Reputation: 15099
I have an Amazon ec2 instance (linux).
I'd like you (yes, you) to be able to upload a PHP file and then serve it live on www.mydomain.com/yourname. I'd also like to be able to do this for numerous other people (www.mydomain.com/theirname).
I'm worried that you (or they, let's not point fingers) could do malicious things (purposefully or accidentally). For example, an infinite loop, reading/writing outside of one's root directory, taking the server down, running system commands, etc. This is what I would try if I wanted to be malicious.
Is there any way to set up PHP/apache/user permissions, or maybe search through their code before serving it, so that being malicious would at least be much, much harder?
Upvotes: 1
Views: 138
Reputation: 62394
Among other things, you'll definitely want to adjust your PHP.ini to include this:
disable_functions =exec,passthru,shell_exec,system,proc_open,popen,curl_exec,curl_multi_exec,parse_ini_file,show_source
This will prevent the execution of those functions within any PHP files that utilize this .ini
I would also enable open_basedir support to lock down users to within their own directories so they can't use something like:
require_once '../../another_user/index.php';
or
$notMyFile = file_get_contents('../../another_user/config.php');
Upvotes: 8
Reputation: 150108
Have a look at Runkit Sandbox
Instantiating the Runkit_Sandbox class creates a new thread with its own scope and program stack. Using a set of options passed to the constructor, this environment may be restricted to a subset of what the primary interpreter can do and provide a safer environment for executing user supplied code.

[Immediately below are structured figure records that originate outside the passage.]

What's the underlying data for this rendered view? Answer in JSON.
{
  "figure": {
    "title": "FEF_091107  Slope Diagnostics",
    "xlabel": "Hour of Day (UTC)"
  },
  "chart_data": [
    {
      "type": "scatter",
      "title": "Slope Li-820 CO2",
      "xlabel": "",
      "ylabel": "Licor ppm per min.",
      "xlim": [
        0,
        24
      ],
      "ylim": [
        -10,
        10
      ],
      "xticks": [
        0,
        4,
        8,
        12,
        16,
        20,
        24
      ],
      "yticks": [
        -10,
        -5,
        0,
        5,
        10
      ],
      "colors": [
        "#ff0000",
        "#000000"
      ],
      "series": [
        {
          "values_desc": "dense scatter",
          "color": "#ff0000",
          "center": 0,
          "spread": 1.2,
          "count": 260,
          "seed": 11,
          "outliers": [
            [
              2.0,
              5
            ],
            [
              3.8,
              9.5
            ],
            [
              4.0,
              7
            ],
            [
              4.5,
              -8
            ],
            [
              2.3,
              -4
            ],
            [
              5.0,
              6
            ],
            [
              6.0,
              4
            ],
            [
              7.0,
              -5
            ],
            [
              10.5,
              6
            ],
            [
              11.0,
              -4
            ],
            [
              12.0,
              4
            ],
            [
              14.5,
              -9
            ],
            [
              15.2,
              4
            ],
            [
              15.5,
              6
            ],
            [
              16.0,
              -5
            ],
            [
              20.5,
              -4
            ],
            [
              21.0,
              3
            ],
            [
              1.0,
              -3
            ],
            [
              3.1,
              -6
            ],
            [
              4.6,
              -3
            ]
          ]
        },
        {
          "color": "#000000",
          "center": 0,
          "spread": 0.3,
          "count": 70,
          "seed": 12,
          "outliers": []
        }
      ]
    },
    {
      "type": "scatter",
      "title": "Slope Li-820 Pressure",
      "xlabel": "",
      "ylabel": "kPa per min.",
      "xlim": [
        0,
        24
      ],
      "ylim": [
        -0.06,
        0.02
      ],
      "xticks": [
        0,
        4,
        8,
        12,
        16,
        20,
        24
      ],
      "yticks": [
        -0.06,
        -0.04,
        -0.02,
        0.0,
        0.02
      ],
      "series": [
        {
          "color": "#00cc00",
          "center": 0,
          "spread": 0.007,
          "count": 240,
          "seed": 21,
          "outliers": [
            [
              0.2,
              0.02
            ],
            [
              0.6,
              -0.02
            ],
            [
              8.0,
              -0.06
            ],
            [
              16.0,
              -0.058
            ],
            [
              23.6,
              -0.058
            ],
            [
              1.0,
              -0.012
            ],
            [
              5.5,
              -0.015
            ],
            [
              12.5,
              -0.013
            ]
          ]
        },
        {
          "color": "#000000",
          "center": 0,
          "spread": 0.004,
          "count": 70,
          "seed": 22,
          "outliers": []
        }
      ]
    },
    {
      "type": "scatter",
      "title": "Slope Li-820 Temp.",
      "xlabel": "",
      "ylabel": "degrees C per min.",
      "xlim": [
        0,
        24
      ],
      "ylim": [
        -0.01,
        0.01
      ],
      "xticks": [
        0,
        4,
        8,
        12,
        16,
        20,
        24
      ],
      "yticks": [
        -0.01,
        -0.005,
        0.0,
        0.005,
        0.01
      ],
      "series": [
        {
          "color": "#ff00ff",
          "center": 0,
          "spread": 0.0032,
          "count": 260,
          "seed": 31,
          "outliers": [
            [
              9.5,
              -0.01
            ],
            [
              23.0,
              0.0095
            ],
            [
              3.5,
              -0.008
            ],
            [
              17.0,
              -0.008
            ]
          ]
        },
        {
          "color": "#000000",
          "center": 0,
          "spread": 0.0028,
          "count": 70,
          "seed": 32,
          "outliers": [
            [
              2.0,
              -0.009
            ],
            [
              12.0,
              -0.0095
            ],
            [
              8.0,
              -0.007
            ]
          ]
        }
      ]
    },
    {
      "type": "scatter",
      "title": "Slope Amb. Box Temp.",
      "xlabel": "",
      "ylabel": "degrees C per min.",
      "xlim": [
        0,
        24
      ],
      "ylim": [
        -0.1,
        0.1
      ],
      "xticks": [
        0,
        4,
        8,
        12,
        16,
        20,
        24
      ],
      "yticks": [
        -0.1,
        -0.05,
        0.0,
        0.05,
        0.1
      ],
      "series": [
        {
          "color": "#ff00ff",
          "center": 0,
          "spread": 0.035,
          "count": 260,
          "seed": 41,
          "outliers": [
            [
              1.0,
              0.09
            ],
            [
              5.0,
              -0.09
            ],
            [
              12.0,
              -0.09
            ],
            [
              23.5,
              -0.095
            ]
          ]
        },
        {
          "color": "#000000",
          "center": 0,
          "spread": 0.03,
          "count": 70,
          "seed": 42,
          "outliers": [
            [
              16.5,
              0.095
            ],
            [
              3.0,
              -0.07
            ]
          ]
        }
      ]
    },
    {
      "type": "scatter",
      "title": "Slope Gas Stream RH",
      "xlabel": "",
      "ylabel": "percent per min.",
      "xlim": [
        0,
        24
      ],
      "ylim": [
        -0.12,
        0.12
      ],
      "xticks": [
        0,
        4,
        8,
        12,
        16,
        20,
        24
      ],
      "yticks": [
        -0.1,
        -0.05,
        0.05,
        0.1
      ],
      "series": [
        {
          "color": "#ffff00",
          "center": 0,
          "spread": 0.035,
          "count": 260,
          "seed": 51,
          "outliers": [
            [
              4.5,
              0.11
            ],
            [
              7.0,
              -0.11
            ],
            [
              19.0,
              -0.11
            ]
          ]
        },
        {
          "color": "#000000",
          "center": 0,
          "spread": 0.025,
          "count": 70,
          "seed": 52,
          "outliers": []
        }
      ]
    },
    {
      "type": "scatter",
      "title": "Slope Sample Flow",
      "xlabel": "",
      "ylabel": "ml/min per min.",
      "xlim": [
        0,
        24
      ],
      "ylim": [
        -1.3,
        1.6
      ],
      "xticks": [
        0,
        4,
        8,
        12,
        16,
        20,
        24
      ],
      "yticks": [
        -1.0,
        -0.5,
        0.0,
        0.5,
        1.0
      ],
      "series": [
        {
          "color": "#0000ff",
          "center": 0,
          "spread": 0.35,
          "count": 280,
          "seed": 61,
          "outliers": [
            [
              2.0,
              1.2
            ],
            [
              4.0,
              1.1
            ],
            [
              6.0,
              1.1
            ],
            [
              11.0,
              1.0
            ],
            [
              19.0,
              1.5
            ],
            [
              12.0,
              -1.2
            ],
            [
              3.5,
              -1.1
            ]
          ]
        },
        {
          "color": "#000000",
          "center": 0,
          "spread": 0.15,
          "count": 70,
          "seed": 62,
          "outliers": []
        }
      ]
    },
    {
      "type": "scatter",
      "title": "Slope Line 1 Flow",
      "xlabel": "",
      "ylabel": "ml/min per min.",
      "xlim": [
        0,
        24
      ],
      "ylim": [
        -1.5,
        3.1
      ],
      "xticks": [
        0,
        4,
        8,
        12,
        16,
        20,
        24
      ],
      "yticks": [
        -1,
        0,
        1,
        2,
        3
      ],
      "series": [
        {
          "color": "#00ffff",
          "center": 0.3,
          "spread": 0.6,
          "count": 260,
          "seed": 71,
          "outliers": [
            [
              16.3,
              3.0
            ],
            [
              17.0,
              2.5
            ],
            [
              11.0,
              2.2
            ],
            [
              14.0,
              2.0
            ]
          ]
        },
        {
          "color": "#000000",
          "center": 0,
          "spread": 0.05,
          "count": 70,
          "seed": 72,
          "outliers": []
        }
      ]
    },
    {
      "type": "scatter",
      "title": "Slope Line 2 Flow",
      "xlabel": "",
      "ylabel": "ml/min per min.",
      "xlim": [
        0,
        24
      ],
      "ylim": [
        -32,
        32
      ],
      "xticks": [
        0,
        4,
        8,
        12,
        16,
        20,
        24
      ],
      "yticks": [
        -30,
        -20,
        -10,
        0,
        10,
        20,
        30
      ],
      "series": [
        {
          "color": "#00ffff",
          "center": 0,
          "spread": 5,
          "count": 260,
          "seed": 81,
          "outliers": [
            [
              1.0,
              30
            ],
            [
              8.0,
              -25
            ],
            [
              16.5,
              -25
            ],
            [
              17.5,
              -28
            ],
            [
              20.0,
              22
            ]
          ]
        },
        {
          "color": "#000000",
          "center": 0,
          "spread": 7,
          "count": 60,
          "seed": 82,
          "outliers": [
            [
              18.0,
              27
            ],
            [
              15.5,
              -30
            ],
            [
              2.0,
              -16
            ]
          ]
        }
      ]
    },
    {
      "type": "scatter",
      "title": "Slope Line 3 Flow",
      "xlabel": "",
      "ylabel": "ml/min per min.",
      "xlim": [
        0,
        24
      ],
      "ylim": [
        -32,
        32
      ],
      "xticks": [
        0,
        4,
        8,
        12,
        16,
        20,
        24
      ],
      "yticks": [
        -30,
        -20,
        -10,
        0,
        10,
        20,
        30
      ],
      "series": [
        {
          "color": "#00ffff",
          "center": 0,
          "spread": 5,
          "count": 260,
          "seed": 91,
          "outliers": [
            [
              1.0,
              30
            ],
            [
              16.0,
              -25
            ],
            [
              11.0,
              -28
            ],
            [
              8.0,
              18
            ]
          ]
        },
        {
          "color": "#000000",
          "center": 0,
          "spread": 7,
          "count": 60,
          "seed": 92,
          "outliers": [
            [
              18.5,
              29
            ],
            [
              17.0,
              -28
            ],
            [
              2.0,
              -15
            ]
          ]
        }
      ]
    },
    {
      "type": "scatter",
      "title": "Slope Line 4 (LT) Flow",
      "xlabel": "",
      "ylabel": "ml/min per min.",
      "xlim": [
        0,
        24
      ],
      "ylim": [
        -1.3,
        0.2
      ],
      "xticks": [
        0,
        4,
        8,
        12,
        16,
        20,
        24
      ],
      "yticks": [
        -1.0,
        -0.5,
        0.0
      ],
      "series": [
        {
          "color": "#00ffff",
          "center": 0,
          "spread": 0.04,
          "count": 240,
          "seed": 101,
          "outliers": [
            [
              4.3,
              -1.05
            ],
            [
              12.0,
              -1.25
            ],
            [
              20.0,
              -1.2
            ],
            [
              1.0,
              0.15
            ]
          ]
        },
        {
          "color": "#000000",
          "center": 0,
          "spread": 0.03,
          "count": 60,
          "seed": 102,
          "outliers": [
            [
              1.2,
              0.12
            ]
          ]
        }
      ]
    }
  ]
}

http://php.net/manual/en/runkit.sandbox.php
Keep in mind that any resources you provide to a sandboxed environment can and eventually will be abused. If users should not be able to affect each other's results, for example, and you do provide users with a database, give each a different database in their sandbox with different credentials.
Upvotes: 1
Reputation: 6536
There's no bulletproof way of doing this.
First of all, no syscalls.
Secondly, timeout for each script.
And, you'll probably also want to keep a outside "quit button" in your hands so you can pull the plug if you see something going wrong.
PHP is a very large language, and having others run code on your server is a very difficult thing to do safely.